Thanks for a concise breakdown of the technical barriers. For people who don’t follow Javascript-land that closely, but are kind of waiting for it to get there, it’s hard to get a sense for what exactly is the holdup, or to name specific technical issues that are holding things back (that might give some sense of a timeline for when the issues might be addressed).

The other side of the issue (what would researchers need for this to be viable) I guess would be the front-end (slice syntax and operator overloading for a R/Numpy/Matlab vectorized look), which might be where Observable could play a role. I recall seeing NumCalc a few years ago, and being pretty interested to see that kind of language extension (which i guess is kind of an alternative to operator overloading for the whole Javascript, something like that). I was wondering if Observable might at some point be using the cell separation to allow some of that syntax experimentation (for all the scientist/domain people who might be pouring into Javascript-land at some point, and want their home notation to work with).

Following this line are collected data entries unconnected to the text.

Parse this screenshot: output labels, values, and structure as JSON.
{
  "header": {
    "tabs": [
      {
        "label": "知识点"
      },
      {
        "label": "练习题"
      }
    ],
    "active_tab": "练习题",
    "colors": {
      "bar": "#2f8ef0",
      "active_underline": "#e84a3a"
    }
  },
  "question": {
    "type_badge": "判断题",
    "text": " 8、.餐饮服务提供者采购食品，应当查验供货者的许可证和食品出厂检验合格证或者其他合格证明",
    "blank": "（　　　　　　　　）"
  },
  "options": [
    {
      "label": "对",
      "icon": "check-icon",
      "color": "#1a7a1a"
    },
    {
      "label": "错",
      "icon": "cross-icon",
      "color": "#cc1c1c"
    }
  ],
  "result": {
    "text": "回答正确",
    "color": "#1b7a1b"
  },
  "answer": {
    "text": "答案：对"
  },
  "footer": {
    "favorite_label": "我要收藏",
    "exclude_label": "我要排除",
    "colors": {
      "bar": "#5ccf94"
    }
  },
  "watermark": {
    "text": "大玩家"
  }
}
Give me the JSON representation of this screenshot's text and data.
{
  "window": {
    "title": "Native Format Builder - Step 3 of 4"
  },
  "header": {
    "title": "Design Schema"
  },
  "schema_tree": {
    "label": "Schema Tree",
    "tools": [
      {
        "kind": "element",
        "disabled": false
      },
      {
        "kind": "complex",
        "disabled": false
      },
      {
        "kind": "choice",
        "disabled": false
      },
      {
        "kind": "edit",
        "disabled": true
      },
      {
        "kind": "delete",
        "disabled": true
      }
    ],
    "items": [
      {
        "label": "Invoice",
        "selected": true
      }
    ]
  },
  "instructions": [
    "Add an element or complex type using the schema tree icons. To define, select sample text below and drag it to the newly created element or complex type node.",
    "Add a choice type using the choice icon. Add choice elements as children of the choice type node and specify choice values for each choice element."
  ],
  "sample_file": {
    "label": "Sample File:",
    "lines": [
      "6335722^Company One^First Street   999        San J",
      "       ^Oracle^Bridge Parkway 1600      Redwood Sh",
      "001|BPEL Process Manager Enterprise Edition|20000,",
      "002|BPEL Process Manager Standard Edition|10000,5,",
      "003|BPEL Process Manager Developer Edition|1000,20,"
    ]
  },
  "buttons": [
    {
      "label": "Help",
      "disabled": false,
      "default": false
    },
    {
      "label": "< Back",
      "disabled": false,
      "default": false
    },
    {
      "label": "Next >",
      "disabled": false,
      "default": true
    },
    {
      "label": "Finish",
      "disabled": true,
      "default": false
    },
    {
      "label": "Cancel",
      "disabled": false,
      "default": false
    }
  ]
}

(I was following what Iodide was doing a while ago wrt some of these steps, but I think they’ve kind of slowed down.)

1 Like

Operator overloading would be super helpful. There is a proposal for it: https://github.com/tc39/proposal-operator-overloading. But I don’t expect it to happen any time soon.

1 Like

Like @mcmcclur, I often use observable to prepare interactive teaching materials (for undergraduate cosmology) but I don’t expose the underlying notebooks to the students. I would guess this a more common approach when students are not expected to be javascript literate. My student-facing materials are here and the corresponding notebooks are in this collection.

My use of observable for teaching is definitely limited by the availability of high-quality numerical libraries, but I have been slowly implementing the pieces I need (e.g. this adaptive integrator).

1 Like

Hi David,

You might find useful the handful of things I put at @jrus/cheb about 2.5 years ago. There’s a ton more that could conceivably go in there. If you want to chat about this, stop by here.

2 Likes

I certainly don’t either! While I share the implementations on this forum, the demos are embedded into class webpages on my site.